Dear Ann Landers: Our daughter, who is away at college, is suffering from depression. She is on medication and seeing a therapist at school.
“Maya’s” first semester was a nightmare, partly because her father refused to let her come home to visit, even though the college is only three hours away. I finally overruled him and insisted she drive home for the weekend. I could see how debilitating the depression was.
If Maya cannot survive another semester and wants to come home, I don’t know what my husband will do. We have been married for 20 years, and he is getting harder and harder to deal with. I’m tired of arguing with him, but I have to stand up for my daughter. Not every child can be sent away from home at age 18 and cope. If anything should happen to her, I never would forgive myself.
Should I bring Maya home and tell her to go to school in town, or do you think my husband is right in saying she should tough it out? — Virginia Beach Mom
Dear Virginia Beach: If your daughter is on medication, she must have a doctor who prescribed it. Consult with him about whether Maya should tough it out. She sounds emotionally fragile, and this could push her over the edge.
Dear Ann Landers: My husband has been clinically depressed for most of his adult life. A while back, “Herman” began seeing a female therapist who focused on my husband’s early years to see whether something in his childhood might be the cause of his depression. His therapist discovered that during adolescence, Herman had been a cross-dresser.
He apparently had worn women’s clothing in his early teens but repressed it as an adult.

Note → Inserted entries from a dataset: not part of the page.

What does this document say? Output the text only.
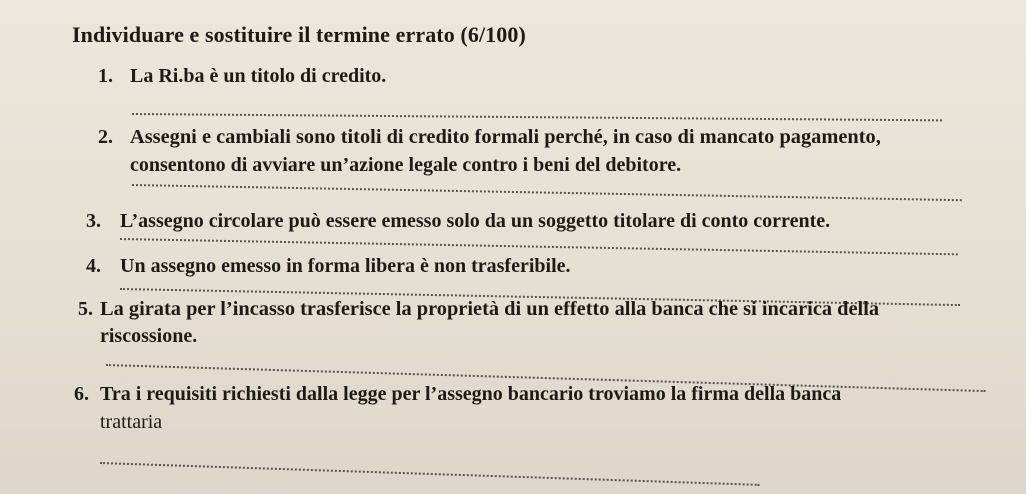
Individuare e sostituire il termine errato (6/100)
1. La Ri.ba è un titolo di credito.
2. Assegni e cambiali sono titoli di credito formali perché, in caso di mancato pagamento,
consentono di avviare un’azione legale contro i beni del debitore.
3. L’assegno circolare può essere emesso solo da un soggetto titolare di conto corrente.
4. Un assegno emesso in forma libera è non trasferibile.
5. La girata per l’incasso trasferisce la proprietà di un effetto alla banca che si incarica della
riscossione.
6. Tra i requisiti richiesti dalla legge per l’assegno bancario troviamo la firma della banca
trattaria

Now Herman wants my permission to express this part of his personality around the house. He says he would not go out in public.

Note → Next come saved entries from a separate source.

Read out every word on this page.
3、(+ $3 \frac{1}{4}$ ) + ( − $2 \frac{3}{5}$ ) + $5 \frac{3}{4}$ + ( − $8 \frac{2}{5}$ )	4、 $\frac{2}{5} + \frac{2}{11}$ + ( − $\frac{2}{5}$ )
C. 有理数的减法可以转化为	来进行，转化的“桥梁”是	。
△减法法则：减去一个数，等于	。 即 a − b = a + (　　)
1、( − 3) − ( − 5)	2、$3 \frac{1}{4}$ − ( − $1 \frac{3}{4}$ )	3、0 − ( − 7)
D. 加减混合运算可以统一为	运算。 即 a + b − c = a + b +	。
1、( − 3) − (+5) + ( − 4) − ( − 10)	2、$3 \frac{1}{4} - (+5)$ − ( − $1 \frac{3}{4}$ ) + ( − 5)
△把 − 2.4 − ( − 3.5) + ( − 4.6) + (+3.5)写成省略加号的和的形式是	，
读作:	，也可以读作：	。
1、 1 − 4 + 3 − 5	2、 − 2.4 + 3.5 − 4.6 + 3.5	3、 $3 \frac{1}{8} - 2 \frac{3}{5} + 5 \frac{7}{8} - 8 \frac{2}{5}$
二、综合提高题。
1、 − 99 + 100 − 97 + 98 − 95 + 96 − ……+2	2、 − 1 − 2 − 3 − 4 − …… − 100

This disgusts me, Ann. The thought of my husband in makeup, wig and high heels makes my skin crawl. His therapist told me I need to be more tolerant. She doesn’t seem to think his behavior is abnormal or sick.
Herman is artistic and sensitive, a gourmet cook and an avid sportsman. More importantly, he is a terrific father to our two sons. I used to think he was the most masculine man alive. Now I don’t see how I ever can look at him the same way or stop wondering whether he is gay. I don’t want to break up our marriage, but if anyone found out about the makeup, wigs and high heels, I would be devastated. I need your advice. — N. Carolina
Dear N. Carolina: You need to have a better understanding of your husband’s cross-dressing. Herman is a transvestite. Some transvestites are gay, but many are not. They get their thrills from dressing up in women’s clothing, but that’s as far as it goes. Please go to the public library and read up on the subject. The more you know the less you will fear it.